Account of the process used in completing research:
We started our project by becoming familiar with Blue Horizon, the clustered
SMP machine at the San Diego Supercomputer Center, upon which we would
be testing our hypothesis. We initially tested the performance of various
scientific codes to determine the best applicants for our symbiotic
experiment. Criteria for selecting the codes included compatibility
with our selected visualization code, MPIRE; availability of the source
code; and current use of the code in solving real science problems at
the San Diego Supercomputer Center or at an NPACI site. Among the applications
tested were two astrophysics codes (HPS and SCF) and a chemistry code
(GAMESS).
Compatibility with our designated visualization code, MPIRE, was the
main criterion to meet. The codes in consideration were selected because
of their use and availability. MPIRE creates a visual rendering based
on regularly gridded data points, therefore the output data from the
scientific codes had to be in a gridded format or in such a form that
would allow us to modify the data to create regularly gridded data points.
For example, one incompatibility we discovered with SCF was questionable
input data. The code was being used as a benchmark application and the
input data was fabricated. This implied that we would not be solving
true "science" problems. We chose the astrophysics code, HPS
as our scientific code.
In the meantime, hardware modifications made running co-scheduled jobs
on the Blue Horizon difficult. Blue Horizon utilizes a job scheduler
from the Maui Supercomputer Center, which does not allow delegating
processors for simultaneous execution of two or more parallel jobs that
reach across two or more of the SMP nodes. To alleviate this dilemma,
we designated a set of 8 nodes, each node with 8 processors, that have
the Maui scheduler disabled. The B80 nodes, as the designated nodes
were named, was thus set aside for our project.
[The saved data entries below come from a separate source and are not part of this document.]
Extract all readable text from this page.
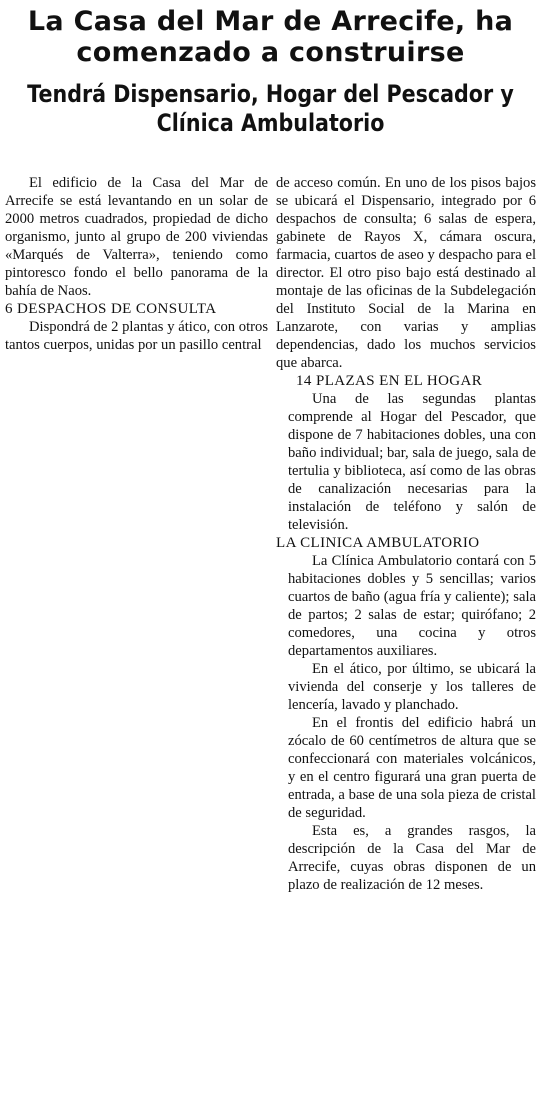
La Casa del Mar de Arrecife, ha comenzado a construirse
Tendrá Dispensario, Hogar del Pescador y Clínica Ambulatorio

El edificio de la Casa del Mar de Arrecife se está levantando en un solar de 2000 metros cuadrados, propiedad de dicho organismo, junto al grupo de 200 viviendas «Marqués de Valterra», teniendo como pintoresco fondo el bello panorama de la bahía de Naos.

6 DESPACHOS DE CONSULTA

Dispondrá de 2 plantas y ático, con otros tantos cuerpos, unidas por un pasillo central

de acceso común. En uno de los pisos bajos se ubicará el Dispensario, integrado por 6 despachos de consulta; 6 salas de espera, gabinete de Rayos X, cámara oscura, farmacia, cuartos de aseo y despacho para el director. El otro piso bajo está destinado al montaje de las oficinas de la Subdelegación del Instituto Social de la Marina en Lanzarote, con varias y amplias dependencias, dado los muchos servicios que abarca.

14 PLAZAS EN EL HOGAR

Una de las segundas plantas comprende al Hogar del Pescador, que dispone de 7 habitaciones dobles, una con baño individual; bar, sala de juego, sala de tertulia y biblioteca, así como de las obras de canalización necesarias para la instalación de teléfono y salón de televisión.

LA CLINICA AMBULATORIO

La Clínica Ambulatorio contará con 5 habitaciones dobles y 5 sencillas; varios cuartos de baño (agua fría y caliente); sala de partos; 2 salas de estar; quirófano; 2 comedores, una cocina y otros departamentos auxiliares.

En el ático, por último, se ubicará la vivienda del conserje y los talleres de lencería, lavado y planchado.

En el frontis del edificio habrá un zócalo de 60 centímetros de altura que se confeccionará con materiales volcánicos, y en el centro figurará una gran puerta de entrada, a base de una sola pieza de cristal de seguridad.

Esta es, a grandes rasgos, la descripción de la Casa del Mar de Arrecife, cuyas obras disponen de un plazo de realización de 12 meses.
We continued to collect timings and found that the most accurate timings
were acquired from LoadLeveler, a utility program. Upon job completion,
these timings are emailed to the submitting party. Since the B80 nodes
are test nodes the LoadLeveler does not recognize them and no timing
results are sent. This notification problem initiated another change
to the Blue Horizon nodes.
Research is continuing through the summer and will include running more
benchmarks, and pairing codes to compare timings, determine speedup,
and to quantify the increased throughput by using co-scheduling.
Conclusions and results achieved:
Some success with co-scheduling came to Drs. Allan Snavely and Giridhar
Chukkapalli both of SDSC. Snavely initiated co-scheduling on a simulated
machine while Chukkapalli tested Blue Horizon capabilities prior to
the hardware modifications mentioned earlier. Results of these previous
tests were combined with our results and presented by our Technical
Lead at the IBM SP Scientific Computing User Group Conference in Barcelona,
May 2001. The abstract of "Node-Level Co-scheduling of Parallel
Jobs on Clustered SMP Machines" can be found at http://www.spscicomp.org/ScicomP3/abstracts.html#johnson.
Further investigation this summer will culminate with a paper submission
to an appropriate HPC conference.
Students involved are Annalisa Ruskievicz and Nicole Wolter, who both
graduated from San Diego State University this May in Computer Science.
Jay Boisseau, Ph.D., was our faculty sponsor and our Technical Lead
was Greg Johnson.
|